Learning From My First Broken Pipeline

The first data pipeline I remember really learning from was not impressive. It moved files, transformed a few fields, and loaded a table that people used for reporting. It also failed in a way that looked like success.

The job completed. The table existed. The dashboard refreshed. But one upstream file had changed shape, and the pipeline silently filled a column with bad defaults.

That failure taught me a basic lesson that still matters: completion is not correctness. A useful pipeline needs checks around shape, volume, freshness, and business meaning. At the time, even a row count assertion would have saved a lot of confusion.

I started to think of data engineering less as moving bytes and more as preserving trust across handoffs.

What I Missed

The thing I missed was that the pipeline had no opinion about the shape of the data it expected. It trusted the input because the input had usually been fine. That is a fragile kind of trust. The source system had no reason to know which downstream assumptions mattered, and my job had no way to object when those assumptions changed.

If I were building that same workflow again, I would start with a few plain checks before reaching for any framework. I would validate required columns, count rows by partition, check whether important fields suddenly became null, and record the source file name that produced each load. Those details would have made the incident shorter and less mysterious.

The experience also changed how I communicated about failures. Instead of saying “the job succeeded,” I learned to separate operational success from data success. A scheduler can tell me a task exited cleanly, but only domain-aware checks can tell me whether the output is useful.

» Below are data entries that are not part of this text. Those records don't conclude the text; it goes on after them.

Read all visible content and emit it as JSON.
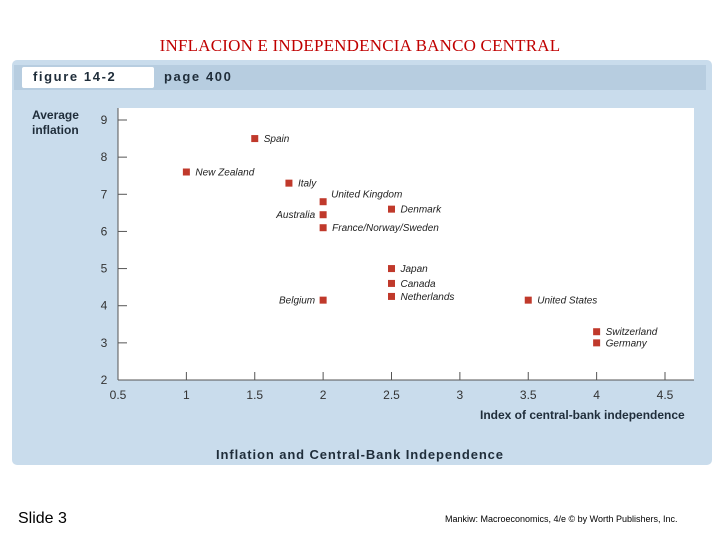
{
  "slide": {
    "title": "INFLACION E INDEPENDENCIA BANCO CENTRAL",
    "number_label": "Slide 3",
    "credit": "Mankiw: Macroeconomics, 4/e © by Worth Publishers, Inc."
  },
  "figure": {
    "label": "figure 14-2",
    "page": "page 400",
    "caption": "Inflation and Central-Bank Independence"
  },
  "colors": {
    "panel": "#c9dcec",
    "marker": "#c0392b",
    "axis": "#555555",
    "title": "#c00000"
  },
  "chart_data": {
    "type": "scatter",
    "ylabel": "Average inflation",
    "xlabel": "Index of central-bank independence",
    "xlim": [
      0.5,
      4.5
    ],
    "ylim": [
      2,
      9
    ],
    "xticks": [
      "0.5",
      "1",
      "1.5",
      "2",
      "2.5",
      "3",
      "3.5",
      "4",
      "4.5"
    ],
    "yticks": [
      "2",
      "3",
      "4",
      "5",
      "6",
      "7",
      "8",
      "9"
    ],
    "grid": false,
    "points": [
      {
        "label": "Spain",
        "x": 1.5,
        "y": 8.5,
        "label_side": "right"
      },
      {
        "label": "New Zealand",
        "x": 1.0,
        "y": 7.6,
        "label_side": "right"
      },
      {
        "label": "Italy",
        "x": 1.75,
        "y": 7.3,
        "label_side": "right"
      },
      {
        "label": "United Kingdom",
        "x": 2.0,
        "y": 6.8,
        "label_side": "right-up"
      },
      {
        "label": "Australia",
        "x": 2.0,
        "y": 6.45,
        "label_side": "left"
      },
      {
        "label": "Denmark",
        "x": 2.5,
        "y": 6.6,
        "label_side": "right"
      },
      {
        "label": "France/Norway/Sweden",
        "x": 2.0,
        "y": 6.1,
        "label_side": "right"
      },
      {
        "label": "Japan",
        "x": 2.5,
        "y": 5.0,
        "label_side": "right"
      },
      {
        "label": "Canada",
        "x": 2.5,
        "y": 4.6,
        "label_side": "right"
      },
      {
        "label": "Netherlands",
        "x": 2.5,
        "y": 4.25,
        "label_side": "right"
      },
      {
        "label": "Belgium",
        "x": 2.0,
        "y": 4.15,
        "label_side": "left"
      },
      {
        "label": "United States",
        "x": 3.5,
        "y": 4.15,
        "label_side": "right"
      },
      {
        "label": "Switzerland",
        "x": 4.0,
        "y": 3.3,
        "label_side": "right"
      },
      {
        "label": "Germany",
        "x": 4.0,
        "y": 3.0,
        "label_side": "right"
      }
    ]
  }
}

That distinction still feels foundational. The more teams depend on a dataset, the more the pipeline needs to explain its own confidence. Early in my career, that lesson felt like a bug fix. Now I see it as the beginning of data reliability engineering.

How I Would Handle It Now

Today I would treat this kind of failure as a design gap, not just an incident to patch. The immediate fix would still matter, but I would also ask what made the silent failure possible. Was there no schema validation? No sample inspection? No downstream reconciliation? No owner for the source contract?

I would also separate detection from prevention. Some checks should block publication because the output is clearly unsafe. Other checks should warn because the data is unusual but possibly valid. That distinction helps avoid both extremes: fragile pipelines that stop too often and reckless pipelines that publish anything.

The interesting part is that the technical solution is modest. A few assertions, useful logs, and a small runbook can dramatically improve confidence. The harder shift is cultural: getting everyone to agree that data correctness is part of the product, even when the product is “just” a table.

That early broken pipeline gave me a language for later work. Whenever I build something now, I still ask: if this fails quietly, how would we know?